El ministro de Trabajo e Inmigración, Celestino Corbacho, anunció el martes que se iban a revisar los convenios que España mantiene con algunos países africanos y suramericanos para facilitar la contratación en origen de la mano de obra que requieren determinadas actividades económicas en España, la cual se iba a reducir "prácticamente a cero". La propuesta del ministro se difundió en unas circunstancias concretas, puesto que coincidía con un dato conocido horas antes: que la cifra de paro --según el Servicio Público de Empleo-- se elevó en agosto hasta los 2,5 millones de trabajadores.

Nadie puede discutir la lógica de la afirmación de que si un país tiene a más del 10% de su fuerza laboral a la espera de un empleo, tiene derecho a plantear la revisión de la política de importación regulada de mano de obra que ha practicado anteriormente, durante un ciclo económico expansivo. En síntesis, el razonamiento del ministro es que, si hay puestos de trabajo no cubiertos, y en un claro periodo recesivo, lo lógico es que los ocupen los inscritos en las oficinas públicas de empleo y no se importe mano de obra, cuando aquí hay excedentes de la misma.
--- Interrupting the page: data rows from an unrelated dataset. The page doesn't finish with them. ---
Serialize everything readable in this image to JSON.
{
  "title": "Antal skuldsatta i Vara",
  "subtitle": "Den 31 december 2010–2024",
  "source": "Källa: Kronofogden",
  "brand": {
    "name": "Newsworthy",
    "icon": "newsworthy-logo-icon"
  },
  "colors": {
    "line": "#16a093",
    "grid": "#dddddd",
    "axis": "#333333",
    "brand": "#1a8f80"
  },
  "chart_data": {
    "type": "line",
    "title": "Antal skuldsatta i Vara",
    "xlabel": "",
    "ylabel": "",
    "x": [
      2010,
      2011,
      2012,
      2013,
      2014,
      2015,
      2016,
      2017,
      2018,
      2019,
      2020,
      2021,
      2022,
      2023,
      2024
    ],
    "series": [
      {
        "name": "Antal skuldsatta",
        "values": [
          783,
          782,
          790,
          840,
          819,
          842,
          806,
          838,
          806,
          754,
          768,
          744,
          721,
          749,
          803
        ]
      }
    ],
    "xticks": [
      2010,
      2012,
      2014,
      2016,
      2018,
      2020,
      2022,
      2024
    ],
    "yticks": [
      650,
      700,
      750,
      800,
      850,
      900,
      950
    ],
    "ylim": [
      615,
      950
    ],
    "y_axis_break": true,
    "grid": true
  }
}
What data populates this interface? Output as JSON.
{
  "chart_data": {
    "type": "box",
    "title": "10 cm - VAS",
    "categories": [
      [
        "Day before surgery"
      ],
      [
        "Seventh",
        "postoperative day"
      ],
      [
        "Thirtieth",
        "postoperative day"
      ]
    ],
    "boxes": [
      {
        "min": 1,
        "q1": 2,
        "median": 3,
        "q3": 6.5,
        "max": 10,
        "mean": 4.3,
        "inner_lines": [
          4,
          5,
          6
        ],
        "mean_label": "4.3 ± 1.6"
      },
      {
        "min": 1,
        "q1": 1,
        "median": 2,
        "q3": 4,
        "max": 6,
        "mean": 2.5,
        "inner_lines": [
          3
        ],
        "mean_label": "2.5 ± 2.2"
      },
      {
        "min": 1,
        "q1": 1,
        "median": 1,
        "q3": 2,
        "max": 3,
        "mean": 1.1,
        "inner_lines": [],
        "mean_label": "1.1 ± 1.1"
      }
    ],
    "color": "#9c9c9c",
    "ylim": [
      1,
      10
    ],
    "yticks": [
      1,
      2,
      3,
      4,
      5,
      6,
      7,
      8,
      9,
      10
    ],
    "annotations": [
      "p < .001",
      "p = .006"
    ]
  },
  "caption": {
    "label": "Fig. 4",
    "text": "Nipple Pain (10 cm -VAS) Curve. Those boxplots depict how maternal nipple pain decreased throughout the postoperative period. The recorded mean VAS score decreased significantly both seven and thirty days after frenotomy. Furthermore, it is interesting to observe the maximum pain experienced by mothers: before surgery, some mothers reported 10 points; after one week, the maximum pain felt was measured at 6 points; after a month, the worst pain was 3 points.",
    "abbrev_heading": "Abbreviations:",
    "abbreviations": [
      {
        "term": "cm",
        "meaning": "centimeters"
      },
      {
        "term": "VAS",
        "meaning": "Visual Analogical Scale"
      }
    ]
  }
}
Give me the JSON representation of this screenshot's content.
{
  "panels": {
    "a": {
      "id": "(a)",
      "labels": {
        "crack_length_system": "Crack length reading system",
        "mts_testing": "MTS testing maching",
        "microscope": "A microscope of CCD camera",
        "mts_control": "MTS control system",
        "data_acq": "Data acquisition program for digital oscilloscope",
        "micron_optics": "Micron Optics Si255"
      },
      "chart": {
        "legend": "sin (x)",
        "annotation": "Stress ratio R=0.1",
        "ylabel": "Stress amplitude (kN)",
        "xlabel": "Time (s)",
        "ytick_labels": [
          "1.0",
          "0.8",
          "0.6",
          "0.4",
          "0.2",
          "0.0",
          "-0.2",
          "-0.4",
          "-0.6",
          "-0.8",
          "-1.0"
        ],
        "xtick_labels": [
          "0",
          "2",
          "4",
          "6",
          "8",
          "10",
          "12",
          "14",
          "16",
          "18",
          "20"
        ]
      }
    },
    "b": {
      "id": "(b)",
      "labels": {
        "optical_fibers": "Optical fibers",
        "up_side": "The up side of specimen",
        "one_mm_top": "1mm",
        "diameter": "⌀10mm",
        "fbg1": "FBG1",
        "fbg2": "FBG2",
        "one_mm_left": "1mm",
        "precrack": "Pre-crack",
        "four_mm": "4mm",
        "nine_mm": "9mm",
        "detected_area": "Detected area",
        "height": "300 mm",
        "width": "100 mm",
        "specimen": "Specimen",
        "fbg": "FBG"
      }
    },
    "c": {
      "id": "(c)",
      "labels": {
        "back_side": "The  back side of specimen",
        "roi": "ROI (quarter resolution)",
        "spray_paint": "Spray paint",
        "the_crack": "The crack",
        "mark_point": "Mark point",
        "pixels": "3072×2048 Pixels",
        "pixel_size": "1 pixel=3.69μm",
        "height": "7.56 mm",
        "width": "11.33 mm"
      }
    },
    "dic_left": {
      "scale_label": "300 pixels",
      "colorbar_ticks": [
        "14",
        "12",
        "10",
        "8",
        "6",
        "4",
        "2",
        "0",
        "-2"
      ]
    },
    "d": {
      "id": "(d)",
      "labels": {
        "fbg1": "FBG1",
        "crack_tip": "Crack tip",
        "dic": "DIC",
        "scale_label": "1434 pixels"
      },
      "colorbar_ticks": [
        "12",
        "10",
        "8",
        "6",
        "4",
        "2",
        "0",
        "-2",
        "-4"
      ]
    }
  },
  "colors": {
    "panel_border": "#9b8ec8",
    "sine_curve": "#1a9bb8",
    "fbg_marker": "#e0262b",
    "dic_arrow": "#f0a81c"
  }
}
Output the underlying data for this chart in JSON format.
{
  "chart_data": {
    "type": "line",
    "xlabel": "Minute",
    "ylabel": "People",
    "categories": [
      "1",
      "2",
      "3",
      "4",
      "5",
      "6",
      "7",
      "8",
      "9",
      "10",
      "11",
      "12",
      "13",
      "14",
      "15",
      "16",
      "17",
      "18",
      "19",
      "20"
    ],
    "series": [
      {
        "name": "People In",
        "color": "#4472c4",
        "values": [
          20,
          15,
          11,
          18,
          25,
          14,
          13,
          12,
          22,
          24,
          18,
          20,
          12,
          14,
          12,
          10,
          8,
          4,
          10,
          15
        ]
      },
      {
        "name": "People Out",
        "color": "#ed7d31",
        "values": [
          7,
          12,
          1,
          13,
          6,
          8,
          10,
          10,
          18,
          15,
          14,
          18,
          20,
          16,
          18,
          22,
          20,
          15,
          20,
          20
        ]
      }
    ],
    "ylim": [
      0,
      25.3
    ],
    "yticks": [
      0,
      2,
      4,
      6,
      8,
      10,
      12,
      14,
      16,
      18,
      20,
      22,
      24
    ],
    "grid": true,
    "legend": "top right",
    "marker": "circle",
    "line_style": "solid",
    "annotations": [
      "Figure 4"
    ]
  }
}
La propuesta ha sido contestada de inmediato por sindicatos, partidos políticos --excepto el PSOE y el PP, que le acusa de copiar su programa--, e incluso por sectores de la patronal, particularmente la agraria, que ve peligrar la mano de obra de las campañas. Y ayer, la vicepresidenta Fernández de la Vega, dio la puntilla a esa idea afirmando, tras la reunión del Consejo de Ministros, que habrá las contrataciones en origen "que se necesiten". El rechazo a los planes de Corbacho --que, por su inconcreción, parecían improvisados-- tiene fundamento. Y ello porque el ministro vuelve a vincular paro e inmigración, trasladando a la sociedad un mensaje inquietante: que los que vienen de fuera quitan puestos de trabajo a los autóctonos.

Está demostrado que esa vinculación es falsa, porque los inmigrantes han llegado siguiendo la lógica del mercado: España ha sido durante una década un país en expansión y nadie quería hacer los trabajos menos cualificados y peor retribuidos. Este principio se mantiene, como lo prueba la utilización de inmigrantes temporales para recoger fruta en Huelva o en Extremadura. Quienes les contratan advierten de que, si se restringe la inmigración legal, se fomenta, aunque sea sin querer, la ilegal.

Paradójicamente, 12.000 españoles se van a la vendimia francesa, donde les pagan 2.000 euros en tres semanas, porque no existe la amenaza, como pasa en España, de que los temporeros se queden allí al acabar la cosecha. En Francia, que también lucha por reducir su desempleo, se va a incentivar con una ayuda de 450 euros a los parados para hacer más atractivas las ofertas de trabajo cuya remuneración no compense la pérdida del subsidio. Es un ejercicio de realismo que bien debería explorarse en nuestro país.